Utah governor signs Net-porn bill

Robert Bonomi bonomi at mail.r-bonomi.com
Tue Mar 22 18:43:33 UTC 2005


> From owner-nanog at merit.edu  Tue Mar 22 11:38:22 2005
> Date: Tue, 22 Mar 2005 09:33:44 -0800 (PST)
> From: Bill Woodcock <woody at pch.net>
> To: Richard Irving <rirving at antient.org>
> Cc: Roy <garlic at garlic.com>, "Fergie (Paul Ferguson)" <fergdawg at netzero.net>,
>         nanog at merit.edu
> Subject: Re: Utah governor signs Net-porn bill
>
>
>     > > It's also voluntary on the part of the service provider.
>     >    What !?!  Surely you Jest!
>
> Uh, yes, I was joking.  Unfortunately, I do believe, on credible evidence, 
> that there are people stupid enough to be trying to legislate the 
> operation of the Internet without having first understood how it's done 
> right now.  Case in point.

You may have _thought_ you were making a wry joke.  I'm *NOT* so sure.

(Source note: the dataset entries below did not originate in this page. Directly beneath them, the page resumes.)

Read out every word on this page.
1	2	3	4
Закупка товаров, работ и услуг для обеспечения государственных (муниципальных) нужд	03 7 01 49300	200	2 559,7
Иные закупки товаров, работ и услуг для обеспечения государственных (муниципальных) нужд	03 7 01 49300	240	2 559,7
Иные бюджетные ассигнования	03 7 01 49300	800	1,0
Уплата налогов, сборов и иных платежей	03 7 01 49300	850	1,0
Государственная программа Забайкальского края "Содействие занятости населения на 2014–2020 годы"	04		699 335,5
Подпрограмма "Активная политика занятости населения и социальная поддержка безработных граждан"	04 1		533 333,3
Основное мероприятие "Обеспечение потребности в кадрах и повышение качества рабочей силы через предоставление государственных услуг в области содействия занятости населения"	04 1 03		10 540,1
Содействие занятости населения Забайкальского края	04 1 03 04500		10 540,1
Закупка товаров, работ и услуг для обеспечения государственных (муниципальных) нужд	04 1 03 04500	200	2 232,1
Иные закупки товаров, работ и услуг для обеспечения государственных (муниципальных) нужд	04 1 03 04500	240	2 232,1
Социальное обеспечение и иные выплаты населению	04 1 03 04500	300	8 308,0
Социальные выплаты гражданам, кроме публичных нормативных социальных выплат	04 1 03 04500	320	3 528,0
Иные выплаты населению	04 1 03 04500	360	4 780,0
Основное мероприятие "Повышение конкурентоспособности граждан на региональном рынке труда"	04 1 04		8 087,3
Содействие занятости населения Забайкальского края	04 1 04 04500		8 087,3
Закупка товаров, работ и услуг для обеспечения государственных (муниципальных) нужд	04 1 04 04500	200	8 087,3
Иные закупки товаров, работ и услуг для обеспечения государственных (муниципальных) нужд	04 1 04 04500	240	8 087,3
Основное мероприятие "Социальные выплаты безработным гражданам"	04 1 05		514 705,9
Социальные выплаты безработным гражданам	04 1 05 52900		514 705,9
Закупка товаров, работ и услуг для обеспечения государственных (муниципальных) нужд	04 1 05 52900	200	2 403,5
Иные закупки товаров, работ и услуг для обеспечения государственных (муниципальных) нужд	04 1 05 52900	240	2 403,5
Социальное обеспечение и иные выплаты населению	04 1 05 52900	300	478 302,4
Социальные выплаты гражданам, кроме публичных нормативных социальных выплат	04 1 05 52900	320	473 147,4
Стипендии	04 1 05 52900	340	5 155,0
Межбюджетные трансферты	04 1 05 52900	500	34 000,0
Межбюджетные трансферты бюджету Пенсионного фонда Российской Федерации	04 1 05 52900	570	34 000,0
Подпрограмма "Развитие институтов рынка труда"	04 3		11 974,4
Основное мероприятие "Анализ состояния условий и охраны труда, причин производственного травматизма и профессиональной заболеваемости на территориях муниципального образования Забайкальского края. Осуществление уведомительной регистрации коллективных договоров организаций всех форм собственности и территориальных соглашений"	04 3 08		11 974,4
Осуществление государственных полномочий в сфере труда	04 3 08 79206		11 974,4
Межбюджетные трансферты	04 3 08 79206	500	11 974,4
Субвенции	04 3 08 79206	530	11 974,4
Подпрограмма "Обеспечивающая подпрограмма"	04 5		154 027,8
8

"Can"/"may", and "shall"/"will" _are_ "terms of legal art", with precise
_legal_ meanings,  Notably, the former terms denote "discretionary" actions,
while the latter ones denote "mandatory" actions.   The RFC 'conventional'
usage derives from the _legal_ meanings of those terms.

The Utah statute is "bad law", and is _highly_unlikely_ to withstand a
Constitutional challenge.  Because it is the _government_ that is compiling,
maintaining, and distributing the "banned" list.  The "chilling effect" on
'free speech' argument is nearly certain to succeed.

That _aside_, the "may not" language, as opposed to "shall not", looks like 
a *major* goof on the part of those who drafted the legislation.  One might
argue that the 'legislative intent' was to make the action mandatory on the
part of the service provider, but that would be a *difficult* 'sell' to the
courts - considering the *long* history of the distinct, disjoint, meanings
of can/may and shall/will.

For any potentially affected provider, it is *definitely* worth running the
idea past one's professional legal counsel -- "if the law says we 'may not'
do this, does that mean it is at our option, or is it mandatory?"